Кто-то разбудил меня в шесть утра и сказал, что я должен лететь. Я помню только, что я ввалился в штабную палатку и сказал: «Я не могу сейчас летать. Я летал слишком много».
Простая констатация факта. Повернувшись, я потащился прочь. За моей спиной чей-то голос сказал: «Он не может летать. Он вернулся с Райкером всего два часа назад».
И был момент наслаждения, когда я забрался под одеяло. Мой надувной матрас сдулся, но меня это не волновало. Я был достаточно в сознании, чтобы понимать: они все сейчас работают, а я завалюсь спать.
Встать меня заставили через три часа. Заставила не армия. Заставил Бог. Его метод был воплощением простоты. Просто раскалить палатку солнцем так, чтобы я выбрался. Почувствовав, что меня варят заживо, я скатился со сдутого матраса и прижался лицом к прохладной земле. Мои веки распухли так, что глаза не открывались и я весь вымок от пота. Терапия с прохладной землей не прошла. У земли, в частности, был омерзительный вкус. Хватит!

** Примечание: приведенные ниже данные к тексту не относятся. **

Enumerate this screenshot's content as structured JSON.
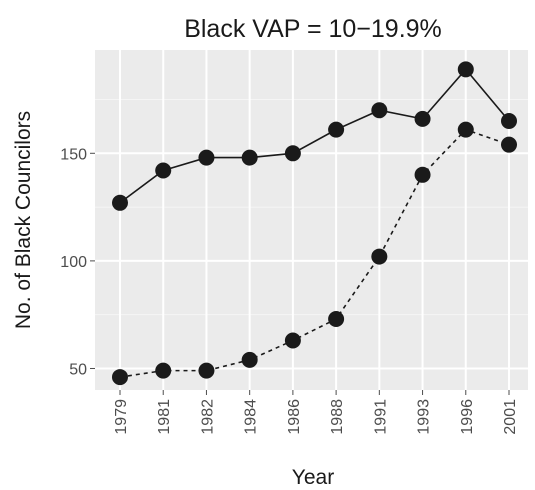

Я достал мешок, чтобы переодеться во что-нибудь чистое. Мешок лежал в этой сырой палатке три дня и пахло от него, как от корзины прачечной. Я достал комплект чистой формы, которая пахла, как грязная и переоделся, лежа на спине. Теперь ботинки. Я нашел их у стенки палатки. Палатка, как я заметил, была сконструирована с тем расчетом, чтобы удерживать влагу внутри; пока я шарил в поисках ботинок, моя рука стала мокрой. Я вновь попробовал открыть глаза, но солнце било сквозь ткань так, что выдержать было невозможно. Я завязал ботинки вслепую и через несколько минут вышел наружу, ковыляя, как франкенштейновский монстр. Я споткнулся о растяжку палатки и в ходе последующего падения глаза пришлось-таки открыть.
По расплывчатому обзору сквозь распухшие веки, я прикинул общий план лагеря настолько, чтобы понять, где сортир. Наверное, я бы нашел его и с закрытыми глазами, по запаху, но упасть туда не хотелось.
Сортиры Индюшачьей Фермы были неким подобием длинных каркасов скамеек, напоминавших лестницы. Каждый такой давал примерно четыре места, с соответствующим количеством спиленных бочек из-под масла. Особое изящество сортиров Кавалерии заключалось в том, что никаких стенок там не предполагалось. В смысле, настоящие мужики без проблем могут сидеть в центре бурлящего лагеря и срать. Никто не будет смотреть, как ты вытираешь себе жопу.
Я проглотил чашку кофе в штабной палатке и поплелся к другой палатке, самодельной, которую ребята воздвигли, пока нас с Райкером не было. Ее называли Большой Верхушкой. В целом, она представляла собой гигантский кусок брезента, натянутый на два толстых двадцатифутовых шеста. По сравнению с той палаткой, из которой я выбрался, в ней было прохладно и гулял ветерок.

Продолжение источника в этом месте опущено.